A look behind the subprime scandal that reveals the creepy subhuman behavior that the chase after grand fortune almost inevitably engenders.

By Sam Pizzigati

The Monster book cover [1]Michael Hudson, The Monster: How a Gang of Predatory Lenders and Wall Street Bankers Fleeced America — and Spawned a Global Crisis. Times Books, 2010, 365 pp.

Every night, on almost every TV network, an assortment of low-lifes flash across our screens, robbing and terrorizing innocents and committing all sorts of other mayhem. These low-lifes that populate television’s police procedurals and legal dramas most typically hail from low-income haunts.

Not all TV’s evil-doers, of course, rate as down-and-outers. Crime shows give us miscreants from middle- and even upper-class precincts as well. But these affluents usually come across as fundamentally crazed, psychologically unhinged from the ebb and flow of normal daily existence.

In sum, TV teaches, the people who do us wrong either have some serious screws loose or don’t actually participate in our nation’s ordinary everyday economic life.

This daily TV diet of crime deceives and distorts, and mightily so. In reality, the sum total of crime committed by the sorts of characters TV defines as our criminal class — as measured either in dollars lost or lives destroyed — pales against the sum total of crime committed, in the course of normal U.S. economic life, by perfectly rational people who wear nice suits.

Michael Hudson’s new book, The Monster [2], takes us where the TV crime shows never do, into “crime scenes” that range from mortgage loan storefronts to Wall Street investment bank executive suites.

Network TV producers apparently don’t see, in these scenes, enough dramatic tension — or comic relief — to sustain a compelling crime show. But the scenes of financial industry fraud Hudson describes would made plenty of must-see TV. 

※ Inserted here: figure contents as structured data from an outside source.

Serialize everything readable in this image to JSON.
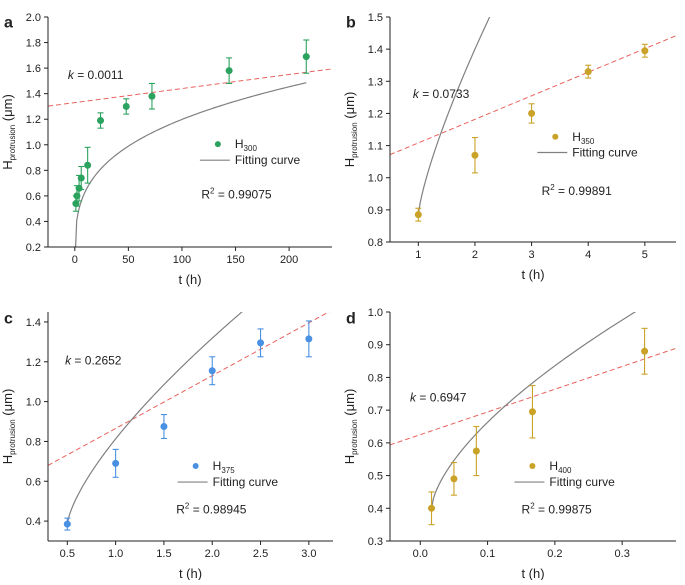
{
  "chart_data": [
    {
      "type": "scatter",
      "panel_label": "a",
      "xlabel": "t (h)",
      "ylabel_main": "H",
      "ylabel_sub": "protrusion",
      "ylabel_unit": "(μm)",
      "xlim": [
        -25,
        240
      ],
      "ylim": [
        0.2,
        2.0
      ],
      "x_ticks": [
        0,
        50,
        100,
        150,
        200
      ],
      "x_tick_labels": [
        "0",
        "50",
        "100",
        "150",
        "200"
      ],
      "y_ticks": [
        0.2,
        0.4,
        0.6,
        0.8,
        1.0,
        1.2,
        1.4,
        1.6,
        1.8,
        2.0
      ],
      "y_tick_labels": [
        "0.2",
        "0.4",
        "0.6",
        "0.8",
        "1.0",
        "1.2",
        "1.4",
        "1.6",
        "1.8",
        "2.0"
      ],
      "series": {
        "name_main": "H",
        "name_sub": "300",
        "color": "#2ca25f",
        "x": [
          1,
          2,
          4,
          6,
          12,
          24,
          48,
          72,
          144,
          216
        ],
        "y": [
          0.54,
          0.6,
          0.66,
          0.74,
          0.84,
          1.19,
          1.3,
          1.38,
          1.58,
          1.69
        ],
        "yerr": [
          0.06,
          0.08,
          0.1,
          0.09,
          0.14,
          0.06,
          0.06,
          0.1,
          0.1,
          0.13
        ]
      },
      "fit_label": "Fitting curve",
      "fit": {
        "a": 0.05,
        "b": 0.302,
        "p": 0.29,
        "tstart": 0
      },
      "tangent": {
        "slope": 0.0011,
        "intercept": 1.33
      },
      "k_label": "k",
      "k_text": " = 0.0011",
      "r2_main": "R",
      "r2_sup": "2",
      "r2_text": " = 0.99075"
    },
    {
      "type": "scatter",
      "panel_label": "b",
      "xlabel": "t (h)",
      "ylabel_main": "H",
      "ylabel_sub": "protrusion",
      "ylabel_unit": "(μm)",
      "xlim": [
        0.5,
        5.55
      ],
      "ylim": [
        0.8,
        1.5
      ],
      "x_ticks": [
        1,
        2,
        3,
        4,
        5
      ],
      "x_tick_labels": [
        "1",
        "2",
        "3",
        "4",
        "5"
      ],
      "y_ticks": [
        0.8,
        0.9,
        1.0,
        1.1,
        1.2,
        1.3,
        1.4,
        1.5
      ],
      "y_tick_labels": [
        "0.8",
        "0.9",
        "1.0",
        "1.1",
        "1.2",
        "1.3",
        "1.4",
        "1.5"
      ],
      "series": {
        "name_main": "H",
        "name_sub": "350",
        "color": "#c9a227",
        "x": [
          1,
          2,
          3,
          4,
          5
        ],
        "y": [
          0.885,
          1.07,
          1.2,
          1.33,
          1.395
        ],
        "yerr": [
          0.02,
          0.055,
          0.03,
          0.02,
          0.02
        ]
      },
      "fit_label": "Fitting curve",
      "fit": {
        "a": 0.885,
        "b": 0.515,
        "p": 0.77,
        "tstart": 1
      },
      "tangent": {
        "slope": 0.0733,
        "intercept": 1.035
      },
      "k_label": "k",
      "k_text": " = 0.0733",
      "r2_main": "R",
      "r2_sup": "2",
      "r2_text": " = 0.99891"
    },
    {
      "type": "scatter",
      "panel_label": "c",
      "xlabel": "t (h)",
      "ylabel_main": "H",
      "ylabel_sub": "protrusion",
      "ylabel_unit": "(μm)",
      "xlim": [
        0.3,
        3.25
      ],
      "ylim": [
        0.3,
        1.45
      ],
      "x_ticks": [
        0.5,
        1.0,
        1.5,
        2.0,
        2.5,
        3.0
      ],
      "x_tick_labels": [
        "0.5",
        "1.0",
        "1.5",
        "2.0",
        "2.5",
        "3.0"
      ],
      "y_ticks": [
        0.4,
        0.6,
        0.8,
        1.0,
        1.2,
        1.4
      ],
      "y_tick_labels": [
        "0.4",
        "0.6",
        "0.8",
        "1.0",
        "1.2",
        "1.4"
      ],
      "series": {
        "name_main": "H",
        "name_sub": "375",
        "color": "#4a90e2",
        "x": [
          0.5,
          1.0,
          1.5,
          2.0,
          2.5,
          3.0
        ],
        "y": [
          0.385,
          0.69,
          0.875,
          1.155,
          1.295,
          1.315
        ],
        "yerr": [
          0.03,
          0.07,
          0.06,
          0.07,
          0.07,
          0.09
        ]
      },
      "fit_label": "Fitting curve",
      "fit": {
        "a": 0.385,
        "b": 0.7,
        "p": 0.71,
        "tstart": 0.5
      },
      "tangent": {
        "slope": 0.2652,
        "intercept": 0.6
      },
      "k_label": "k",
      "k_text": " = 0.2652",
      "r2_main": "R",
      "r2_sup": "2",
      "r2_text": " = 0.98945"
    },
    {
      "type": "scatter",
      "panel_label": "d",
      "xlabel": "t (h)",
      "ylabel_main": "H",
      "ylabel_sub": "protrusion",
      "ylabel_unit": "(μm)",
      "xlim": [
        -0.045,
        0.38
      ],
      "ylim": [
        0.3,
        1.0
      ],
      "x_ticks": [
        0.0,
        0.1,
        0.2,
        0.3
      ],
      "x_tick_labels": [
        "0.0",
        "0.1",
        "0.2",
        "0.3"
      ],
      "y_ticks": [
        0.3,
        0.4,
        0.5,
        0.6,
        0.7,
        0.8,
        0.9,
        1.0
      ],
      "y_tick_labels": [
        "0.3",
        "0.4",
        "0.5",
        "0.6",
        "0.7",
        "0.8",
        "0.9",
        "1.0"
      ],
      "series": {
        "name_main": "H",
        "name_sub": "400",
        "color": "#c9a227",
        "x": [
          0.0167,
          0.05,
          0.0833,
          0.1667,
          0.3333
        ],
        "y": [
          0.4,
          0.49,
          0.575,
          0.695,
          0.88
        ],
        "yerr": [
          0.05,
          0.05,
          0.075,
          0.08,
          0.07
        ]
      },
      "fit_label": "Fitting curve",
      "fit": {
        "a": 0.4,
        "b": 1.29,
        "p": 0.64,
        "tstart": 0.0167
      },
      "tangent": {
        "slope": 0.6947,
        "intercept": 0.625
      },
      "k_label": "k",
      "k_text": " = 0.6947",
      "r2_main": "R",
      "r2_sup": "2",
      "r2_text": " = 0.99875"
    }
  ]
}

How about a mortgage firm meeting where the bosses invite their top loan reps — the ones who’ve foisted the most high-cost refinancings onto the vulnerable elderly — to step inside a “money machine,” a booth outfitted with a blower that sends currency swirling up in the air? The lucky loan reps invited into the money machine get to keep all the money they can grab and stuff into their pockets.

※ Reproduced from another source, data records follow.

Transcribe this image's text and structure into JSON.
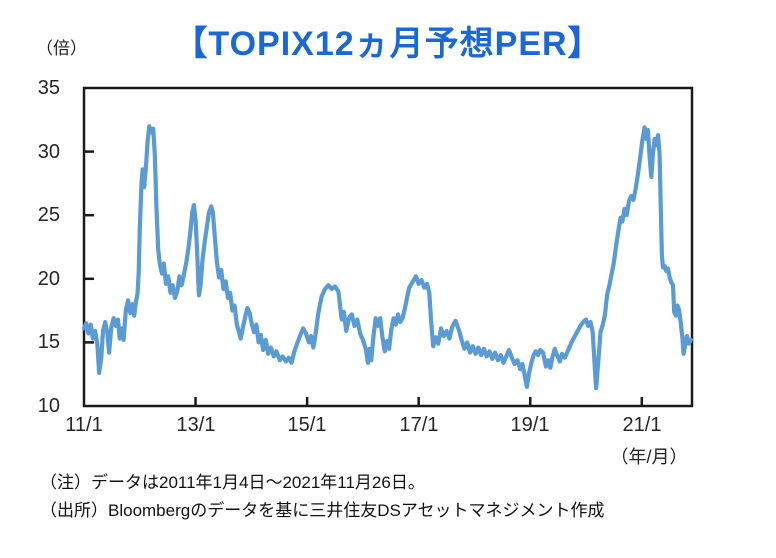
{
  "chart_data": {
    "type": "line",
    "title": "【TOPIX12ヵ月予想PER】",
    "title_color": "#1a68d8",
    "y_unit_label": "（倍）",
    "x_unit_label": "（年/月）",
    "ylim": [
      10,
      35
    ],
    "y_ticks": [
      35,
      30,
      25,
      20,
      15,
      10
    ],
    "x_tick_labels": [
      "11/1",
      "13/1",
      "15/1",
      "17/1",
      "19/1",
      "21/1"
    ],
    "x_ticks_years": [
      0,
      2,
      4,
      6,
      8,
      10
    ],
    "x_range_years": [
      0,
      10.9
    ],
    "x_range_dates": [
      "2011/01",
      "2021/11"
    ],
    "grid": false,
    "legend": "none",
    "line_color": "#5b9bd5",
    "axis_color": "#1a1a1a",
    "series": [
      {
        "name": "TOPIX 12ヵ月予想PER（倍）",
        "t_years_from_2011_jan": [
          0.0,
          0.04,
          0.08,
          0.12,
          0.16,
          0.2,
          0.24,
          0.27,
          0.31,
          0.34,
          0.38,
          0.42,
          0.45,
          0.49,
          0.53,
          0.57,
          0.61,
          0.64,
          0.68,
          0.71,
          0.75,
          0.79,
          0.83,
          0.87,
          0.9,
          0.93,
          0.96,
          0.98,
          1.0,
          1.03,
          1.05,
          1.08,
          1.11,
          1.14,
          1.17,
          1.21,
          1.24,
          1.27,
          1.3,
          1.33,
          1.36,
          1.4,
          1.43,
          1.47,
          1.51,
          1.55,
          1.59,
          1.63,
          1.67,
          1.71,
          1.75,
          1.79,
          1.83,
          1.87,
          1.91,
          1.94,
          1.97,
          2.0,
          2.03,
          2.06,
          2.09,
          2.12,
          2.16,
          2.2,
          2.24,
          2.28,
          2.31,
          2.34,
          2.38,
          2.42,
          2.46,
          2.5,
          2.54,
          2.58,
          2.62,
          2.66,
          2.7,
          2.74,
          2.78,
          2.81,
          2.85,
          2.89,
          2.93,
          2.97,
          3.01,
          3.05,
          3.09,
          3.13,
          3.17,
          3.21,
          3.26,
          3.3,
          3.35,
          3.4,
          3.45,
          3.51,
          3.56,
          3.62,
          3.67,
          3.72,
          3.78,
          3.83,
          3.88,
          3.93,
          3.98,
          4.03,
          4.07,
          4.11,
          4.15,
          4.2,
          4.26,
          4.32,
          4.38,
          4.44,
          4.5,
          4.56,
          4.62,
          4.66,
          4.7,
          4.75,
          4.8,
          4.85,
          4.9,
          4.95,
          5.0,
          5.05,
          5.09,
          5.12,
          5.15,
          5.19,
          5.23,
          5.27,
          5.31,
          5.35,
          5.39,
          5.43,
          5.47,
          5.51,
          5.55,
          5.59,
          5.63,
          5.67,
          5.71,
          5.75,
          5.79,
          5.83,
          5.87,
          5.91,
          5.95,
          6.0,
          6.05,
          6.1,
          6.15,
          6.19,
          6.22,
          6.26,
          6.3,
          6.35,
          6.4,
          6.45,
          6.5,
          6.55,
          6.6,
          6.66,
          6.72,
          6.77,
          6.82,
          6.87,
          6.92,
          6.97,
          7.02,
          7.07,
          7.12,
          7.17,
          7.22,
          7.27,
          7.32,
          7.37,
          7.42,
          7.47,
          7.52,
          7.57,
          7.62,
          7.67,
          7.72,
          7.77,
          7.82,
          7.86,
          7.9,
          7.94,
          7.98,
          8.02,
          8.06,
          8.1,
          8.14,
          8.18,
          8.23,
          8.28,
          8.32,
          8.36,
          8.4,
          8.44,
          8.48,
          8.53,
          8.57,
          8.62,
          8.66,
          8.7,
          8.75,
          8.8,
          8.85,
          8.9,
          8.95,
          9.0,
          9.04,
          9.08,
          9.12,
          9.15,
          9.18,
          9.22,
          9.26,
          9.3,
          9.34,
          9.38,
          9.42,
          9.46,
          9.5,
          9.54,
          9.58,
          9.62,
          9.65,
          9.69,
          9.73,
          9.77,
          9.81,
          9.85,
          9.89,
          9.93,
          9.97,
          10.01,
          10.05,
          10.08,
          10.11,
          10.14,
          10.17,
          10.2,
          10.23,
          10.26,
          10.29,
          10.32,
          10.34,
          10.36,
          10.38,
          10.41,
          10.44,
          10.47,
          10.5,
          10.53,
          10.56,
          10.58,
          10.61,
          10.64,
          10.67,
          10.7,
          10.73,
          10.75,
          10.78,
          10.81,
          10.84,
          10.88
        ],
        "values": [
          16.1,
          16.5,
          15.7,
          16.4,
          15.3,
          15.9,
          14.8,
          12.6,
          13.8,
          15.9,
          16.6,
          15.7,
          14.2,
          16.2,
          16.9,
          16.3,
          16.8,
          15.3,
          16.1,
          15.2,
          17.5,
          18.3,
          17.3,
          18.0,
          17.1,
          18.2,
          18.8,
          20.5,
          24.0,
          27.5,
          28.6,
          27.2,
          28.8,
          30.8,
          32.0,
          31.5,
          31.8,
          29.8,
          25.5,
          22.3,
          21.1,
          20.4,
          21.2,
          19.6,
          20.2,
          18.9,
          19.5,
          18.5,
          19.0,
          20.2,
          19.5,
          20.3,
          21.2,
          22.3,
          23.8,
          25.2,
          25.8,
          24.6,
          22.0,
          18.7,
          19.5,
          21.3,
          22.8,
          24.0,
          25.2,
          25.7,
          25.2,
          23.6,
          21.4,
          20.1,
          20.7,
          19.2,
          19.8,
          18.5,
          18.9,
          17.5,
          17.9,
          16.4,
          15.8,
          15.3,
          16.2,
          17.0,
          17.7,
          17.3,
          16.4,
          15.8,
          16.4,
          15.0,
          15.6,
          14.4,
          15.2,
          14.1,
          14.6,
          13.9,
          14.3,
          13.6,
          13.9,
          13.5,
          13.8,
          13.4,
          14.4,
          15.0,
          15.6,
          16.1,
          15.7,
          15.0,
          15.5,
          14.6,
          15.6,
          17.3,
          18.6,
          19.2,
          19.5,
          19.2,
          19.4,
          19.0,
          16.8,
          17.4,
          15.9,
          16.9,
          17.2,
          16.3,
          16.8,
          15.7,
          15.2,
          14.5,
          13.4,
          14.5,
          13.6,
          15.5,
          16.9,
          16.3,
          16.9,
          15.4,
          14.3,
          15.1,
          14.5,
          16.0,
          16.9,
          16.4,
          17.2,
          16.6,
          16.9,
          17.6,
          18.5,
          19.3,
          19.6,
          19.9,
          20.2,
          19.6,
          19.9,
          19.3,
          19.6,
          18.9,
          16.8,
          14.7,
          15.4,
          14.9,
          16.1,
          15.5,
          15.9,
          15.3,
          16.2,
          16.7,
          16.0,
          15.2,
          14.5,
          15.0,
          14.2,
          14.7,
          14.1,
          14.6,
          14.0,
          14.5,
          13.9,
          14.3,
          13.7,
          14.2,
          13.6,
          14.0,
          13.4,
          13.9,
          14.4,
          13.8,
          13.3,
          13.6,
          12.9,
          13.3,
          12.4,
          11.5,
          12.6,
          13.4,
          14.0,
          14.3,
          14.0,
          14.4,
          14.2,
          13.1,
          13.6,
          13.0,
          13.9,
          14.5,
          14.0,
          13.5,
          14.1,
          13.8,
          14.2,
          14.6,
          15.1,
          15.5,
          15.9,
          16.3,
          16.6,
          16.8,
          16.3,
          16.6,
          15.8,
          13.6,
          11.4,
          13.5,
          15.8,
          16.4,
          17.2,
          18.8,
          19.5,
          20.4,
          21.3,
          22.6,
          23.8,
          24.8,
          24.5,
          25.5,
          25.0,
          26.1,
          26.5,
          26.2,
          27.1,
          28.2,
          29.5,
          30.9,
          31.9,
          31.0,
          31.7,
          29.6,
          28.0,
          29.9,
          31.0,
          30.5,
          31.3,
          29.8,
          25.5,
          21.8,
          20.9,
          21.0,
          20.6,
          20.8,
          20.1,
          19.7,
          19.5,
          17.4,
          17.1,
          17.9,
          17.5,
          16.5,
          15.3,
          14.1,
          14.9,
          15.5,
          14.9,
          15.2
        ]
      }
    ],
    "notes": [
      "（注）データは2011年1月4日～2021年11月26日。",
      "（出所）Bloombergのデータを基に三井住友DSアセットマネジメント作成"
    ]
  }
}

Or how about subprime-happy bankers who wink as thugs beat up a public defender working to expose their chicanery? Or the mega-millionaire mortgage king who drives around in a gold Rolls-Royce? Or the financier who hires an all-female staff — to prevent any “interoffice romance” that might distract his underlings from a single-minded focus on money making?

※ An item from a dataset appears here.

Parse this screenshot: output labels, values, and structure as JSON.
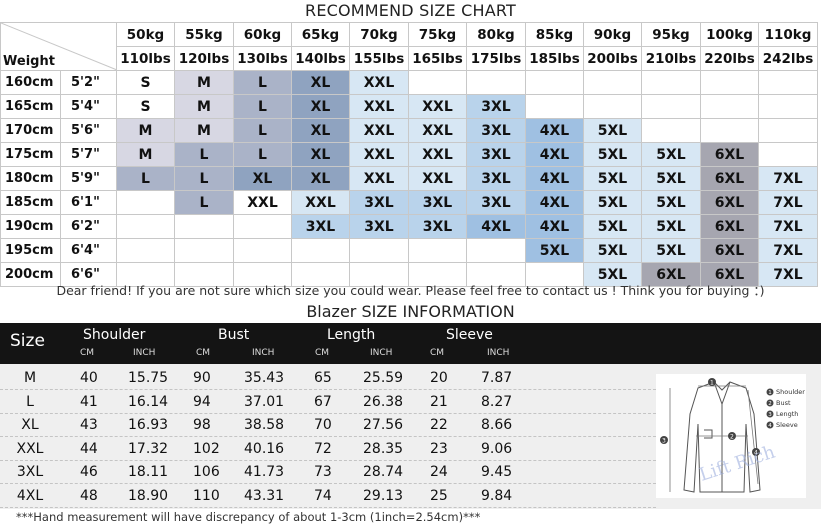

signup [3]The Monster abounds in scenes like these, as author Hudson deftly traces the “rise and fall of two corporate empires,” the one a subprime mortgage mill known as Ameriquest, the other a Wall Street giant, the now-collapsed Lehman Brothers. Together, these two empires and their rivals spent years creating massive fortunes — for a select few — and massive misery for many millions.

Imagine what might happen if our TV screens, each and every evening, told the stories behind these fortunes and that misery, the stories former Wall Street Journal reporter Michael Hudson tells so well in The Monster. Would any lawmaker ever again dare dub taxes on the rich as attacks against “the successful”?

Who knows? Maybe they would. After all, as Michael Hudson won’t let us forget, the extraordinarily rich can get some people to do almost anything.